How do I cure gas pain?
Gas pains — whether they're sharp, jabbing pains, cramps, or a general feeling of being bloated — are uncomfortable, unwanted, and totally natural. Everyone passes gas. Everyone gets gas pains sometimes. So what can a person do to fuel relief?
Here are some of the closest things to a "cure" that you can try when you're experiencing gas pains:
- Antacids containing simethicone, a foaming agent that joins gas bubbles in the stomach so that gas is more easily burped away.
- Activated charcoal — this should be taken before and after meals; it may cause some harmless side effects, including constipation and black stools.
- Bismuth subsalicylate (the active ingredient in Pepto-Bismol, Kaopectate, and Bismatrol) — this can relieve inflammatory conditions of the stomach and intestines, which can sometimes relieve gas.
- Herbal remedies like drinking a cup of water with a drop of peppermint extract; sipping teas with ginger, peppermint, anise, or chamomile after a meal; or chewing fennel seeds.
It's helpful to figure out what's causing your gas so you can better know what to do to prevent it. For example, if you notice that your gas seems to be caused by:
- Eating a lot of beans, try using products like Beano just before eating.
- Eating dairy products (milk, yogurt, ice cream, cheese, etc.), try products like LactAid, Lactrase, and Dairy Ease.
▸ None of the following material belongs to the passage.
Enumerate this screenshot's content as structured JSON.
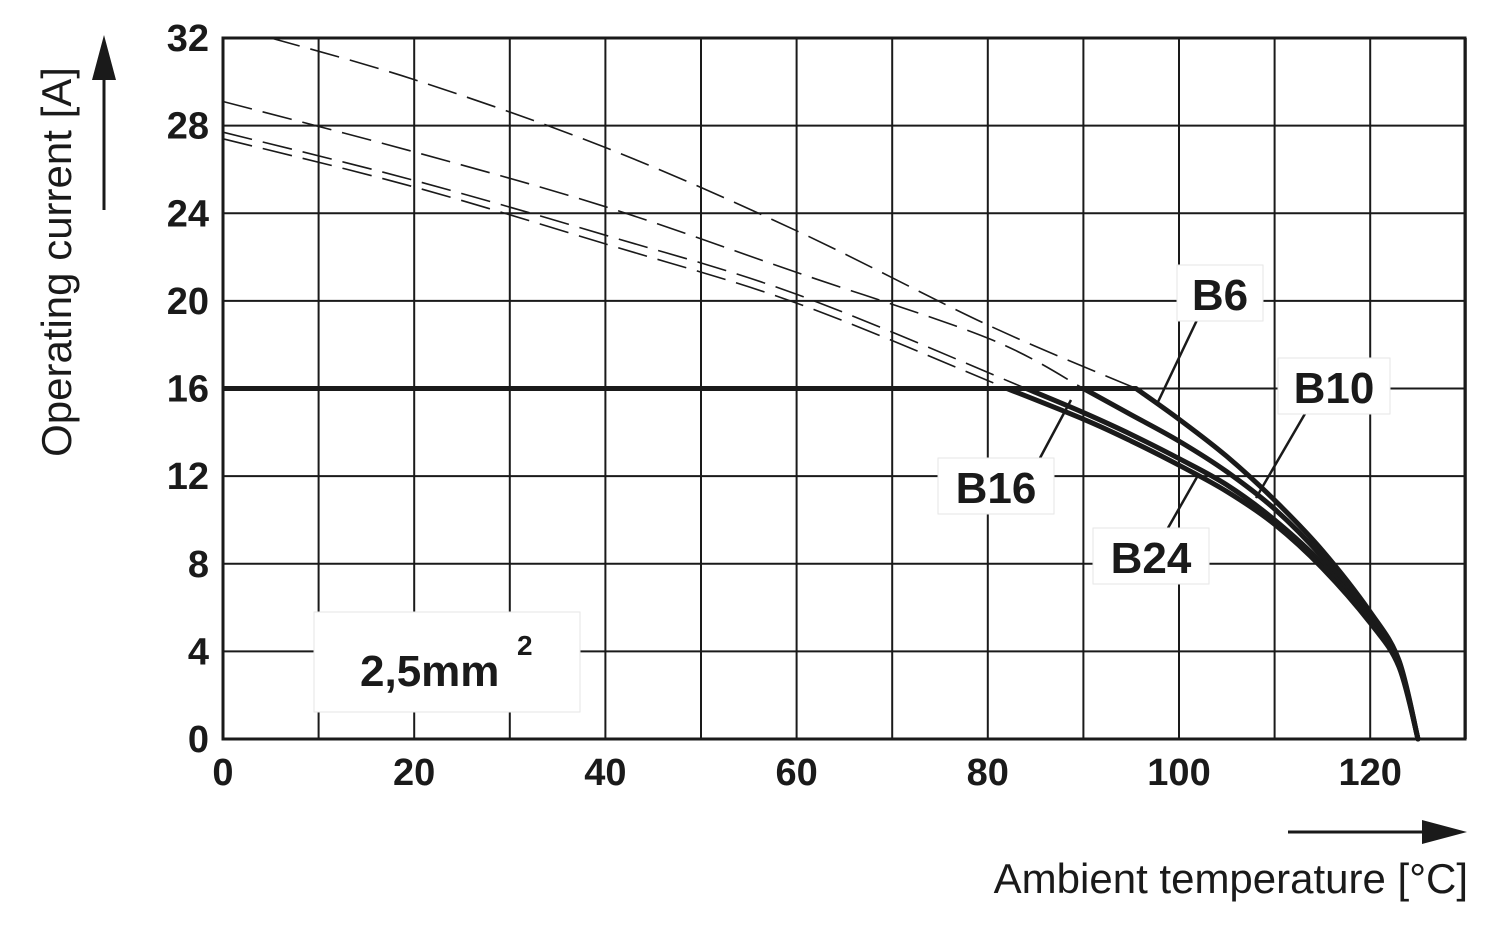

- A high fiber diet — whether the fiber is from foods (fruits, vegetables, whole grains) or supplements (Metamucil type products), try cutting back somewhat on your fiber intake. Also, be sure to drink plenty of water to aid in digestion.
Some recommendations for preventing gas pains include:
- Eat in an environment where you can be relaxed to help reduce flatulence & burping.
- Chew slowly and thoroughly. Gas can be a sign of undigested food.
- Take a short walk after eating to prevent gas from accumulating and can help stimulate the passage of gas through the digestive tract.
- Avoid common food sources of gas including artificial sweeteners, carbonated beverages, alcohol, sugar-free candies or chewing gum, and dairy products. Also, (due to their fiber content) foods like brussels sprouts, broccoli, cauliflower, onions, artichokes, asparagus, prunes, bran cereals or muffins, and whole-wheat bread can also cause gas.